Ma cosa dovremmo farcene, di tutto questo tempo, dopo che il coronavirus lo ha privato di qualunque senso: chiusi in casa, sul divano, immobili a scrivere sui social o a guardar fuori dalla finestra o dentro lo schermo di un televisore o di un pc?
Non è un caso che ci siano due generazioni a confronto ne “La stanza degli abbracci”. E che la più forte sia quella capace di darsi tempo. di emozionarsi, di amare e amarsi.

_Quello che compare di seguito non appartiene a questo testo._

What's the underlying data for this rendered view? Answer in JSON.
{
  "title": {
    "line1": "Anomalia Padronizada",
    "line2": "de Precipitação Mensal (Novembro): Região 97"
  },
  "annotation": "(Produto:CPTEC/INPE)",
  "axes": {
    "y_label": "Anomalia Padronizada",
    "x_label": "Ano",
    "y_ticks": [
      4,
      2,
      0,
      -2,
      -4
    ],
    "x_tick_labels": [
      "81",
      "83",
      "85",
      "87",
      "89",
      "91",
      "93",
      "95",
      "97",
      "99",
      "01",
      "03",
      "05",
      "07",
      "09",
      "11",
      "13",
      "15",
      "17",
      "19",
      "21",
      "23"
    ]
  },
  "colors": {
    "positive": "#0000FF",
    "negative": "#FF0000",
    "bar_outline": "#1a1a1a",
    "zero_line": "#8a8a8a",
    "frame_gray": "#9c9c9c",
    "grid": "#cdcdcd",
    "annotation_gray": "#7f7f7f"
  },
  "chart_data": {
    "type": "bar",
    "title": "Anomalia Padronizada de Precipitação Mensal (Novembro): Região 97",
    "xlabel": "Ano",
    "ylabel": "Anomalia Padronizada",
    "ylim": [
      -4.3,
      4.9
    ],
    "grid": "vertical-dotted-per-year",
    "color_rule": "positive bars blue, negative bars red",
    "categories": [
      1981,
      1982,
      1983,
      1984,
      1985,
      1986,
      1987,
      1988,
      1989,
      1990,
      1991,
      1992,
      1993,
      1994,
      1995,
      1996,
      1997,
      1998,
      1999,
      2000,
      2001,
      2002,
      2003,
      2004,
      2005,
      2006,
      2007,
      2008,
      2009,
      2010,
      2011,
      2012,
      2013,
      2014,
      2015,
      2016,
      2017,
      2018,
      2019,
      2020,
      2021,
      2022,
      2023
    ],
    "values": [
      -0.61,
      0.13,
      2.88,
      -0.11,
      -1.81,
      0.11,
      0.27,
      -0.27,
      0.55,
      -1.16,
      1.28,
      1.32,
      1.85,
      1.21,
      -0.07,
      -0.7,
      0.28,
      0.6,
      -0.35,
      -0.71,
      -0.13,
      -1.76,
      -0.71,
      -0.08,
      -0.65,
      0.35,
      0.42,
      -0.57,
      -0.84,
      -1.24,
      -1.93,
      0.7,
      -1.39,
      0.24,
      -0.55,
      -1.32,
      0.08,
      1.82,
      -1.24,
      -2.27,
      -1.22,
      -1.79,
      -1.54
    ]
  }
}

Quel “Ti devi volere bene” pronunciato con una inconfondibile cadenza siciliana è la frase chiave del corto. Che altro non è se non uno specchio di noi stessi: paure, frustrazioni, angosce che ci vengono rimandate indietro, in realtà sono già dentro di noi.
E molti, tutti coloro i quali in questi mesi terribili si sono costruiti una corazza per proteggersi, non riescono a sopportarlo.
L’affermazione non ha di certo una valenza statistica, ma, a occhio, a leggere i commenti sui social, sono, in maniera leggermente superiore, le donne a reagir male a questi sentimenti. Non saprei spiegarne il motivo. L’unica spiegazione che riesco a darmi è che vorrebbero tener lontani la commozione e l’angoscia che il film scatena.
Timorose di quelle emozioni che ci rendono umani, come se la strada da seguire sia quella di non vedere, di distogliere lo sguardo, tapparsi le orecchie per non udire quella terribile domanda: “Ci rivedremo ancora?”.
Due donne sono le protagoniste dello spot: una più anziana, forse la madre, che esordisce con un “Non ci speravo più”, l’altra più giovane, forse una figlia o una nipote, risponde “Non so, ho molti dubbi” al “Cosa hai deciso? Hai riflettuto?”.
Sembra che parlino della possibilità di vaccinarsi, ma il dialogo potrebbe anche riguardare altro: i timori, le speranze, l’amore, i sentimenti, la memoria, il passaggio tra generazioni, le angustie, le gioie, la vecchiaia, la malattia, la vita, la morte.
Il tempo che fugge, insomma.
Ma che, probabilmente non è mai davvero perduto.
Sempre che riusciamo a restare umani.